Repetition can sometimes, I confess, be a little boring but that does not necessarily reduce the underlying truth.  As a society we are failing the lowest drug addled,addicted and often  mentally impaired  members of society.  Sometimes we lock them up and sometimes we are so much in despair that we don`t.  Pressures are increasing to abandon completely custodial sentences currently available to magistrates.  We are told that rehabilitation will reduce offending for those currently being sent to custody within current magistrates` sentencing guidelines.  It is, however, because that cabinet member of supreme failure Chris Grayling emasculated the probation service on the basis of political ideology that it will be years before there will be confidence in truly being able to undertake such changes.  But we have been here before. His successor three times removed as justice secretary, David Gauke, has said that 3,111 prison officers were recruited between October 2016 and March 2018, surpassing a government pledge to recruit 2,500 prison officers by the end of this year.  What he doesn`t say is that approximately 5,000 prison officers lost their jobs between 2010 and 2016.  The MOJ instigated enormous cuts in those years ignoring the outcries from those who were in a perfect position to predict the outcome. 

Just two of thousands of cases of recidivism which our current sentencing guidelines cannot cope with are available here and here.  Similar offenders  are being sentenced in every courtroom every day all over the country. It is a national disgrace. It must not continue.

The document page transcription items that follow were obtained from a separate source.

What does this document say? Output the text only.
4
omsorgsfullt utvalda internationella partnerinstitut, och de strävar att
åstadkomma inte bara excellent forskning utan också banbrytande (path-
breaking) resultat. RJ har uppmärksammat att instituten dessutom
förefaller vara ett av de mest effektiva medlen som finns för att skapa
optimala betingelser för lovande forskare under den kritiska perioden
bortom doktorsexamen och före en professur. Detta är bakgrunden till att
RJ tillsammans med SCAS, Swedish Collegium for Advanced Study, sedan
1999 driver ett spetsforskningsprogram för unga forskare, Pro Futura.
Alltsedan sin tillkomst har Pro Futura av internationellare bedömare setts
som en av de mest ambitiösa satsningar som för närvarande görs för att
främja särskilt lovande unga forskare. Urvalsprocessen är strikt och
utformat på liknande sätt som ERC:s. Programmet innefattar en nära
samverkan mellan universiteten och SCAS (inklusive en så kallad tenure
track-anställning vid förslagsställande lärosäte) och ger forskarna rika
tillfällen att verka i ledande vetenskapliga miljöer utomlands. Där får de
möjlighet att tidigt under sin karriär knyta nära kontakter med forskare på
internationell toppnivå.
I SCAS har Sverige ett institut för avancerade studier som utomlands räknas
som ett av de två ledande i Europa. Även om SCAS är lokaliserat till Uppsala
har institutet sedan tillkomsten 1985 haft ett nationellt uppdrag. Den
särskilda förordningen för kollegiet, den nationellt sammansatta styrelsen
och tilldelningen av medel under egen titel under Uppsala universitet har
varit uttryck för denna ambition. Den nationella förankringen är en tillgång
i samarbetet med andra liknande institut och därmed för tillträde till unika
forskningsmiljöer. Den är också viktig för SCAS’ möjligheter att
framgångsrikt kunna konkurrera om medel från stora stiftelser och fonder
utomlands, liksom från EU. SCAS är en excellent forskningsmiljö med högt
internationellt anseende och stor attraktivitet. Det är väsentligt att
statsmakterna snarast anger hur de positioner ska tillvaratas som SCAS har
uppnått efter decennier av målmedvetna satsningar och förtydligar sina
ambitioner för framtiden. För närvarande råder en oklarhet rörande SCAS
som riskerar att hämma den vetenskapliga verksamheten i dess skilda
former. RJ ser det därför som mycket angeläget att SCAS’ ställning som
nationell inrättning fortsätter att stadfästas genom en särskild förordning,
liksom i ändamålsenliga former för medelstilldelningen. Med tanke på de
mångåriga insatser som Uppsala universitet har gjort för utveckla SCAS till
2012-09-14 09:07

There must be out of the box thinking on what can be done for those tens of thousands locked up by my former colleagues annually.  Although forming only about 4% of all those sentenced the costs to society are enormous.  My out of the brain box remedy is a workhouse designed and staffed for the 21st century.  For those interested just type "workhouse" in the search box for my more detailed previous posts on the topic.  

Thursday, 31 May 2018

MAGISTRATES RETIRING AGE

For as long as I can remember since joining the bench there have been two underlying causes on their wish list from magistrates individually and as a collective; to increase sentencing powers and to increase retirement age.  As far as the former is concerned there is absolutely no chance of that being granted unless the legal climate experiences a  catastrophic warming.  The question of compulsory retirement at age 70 is more contentious. Firstly the trend for some time as the baby boomers retire is to under resource replacements owing to the gradual but steady increase in District Judges who by their very positioning have been ready, willing and able to forfeit the dubious advantages of steady employment or self employment  in the private sector for a pensioned position in the civil service where they are unlikely, in line with their senior colleagues, to question the actions or directions of the executive paying their wages until they are in a receipt of a juicy pension. There is of course the equality [no discrimination] argument where age related compulsory retirement is illegal in the private sector. Add to that the very reasonable argument that oldies are holding up the progression of younger magistrates and the arguments for and against are likely to continue.  The government certainly is not offering any clues to its thinking judging by the answer below to a recent parliamentary question. So don`t hold your breath.  You`re liable to suffocate before there is a change of policy at the MOJ.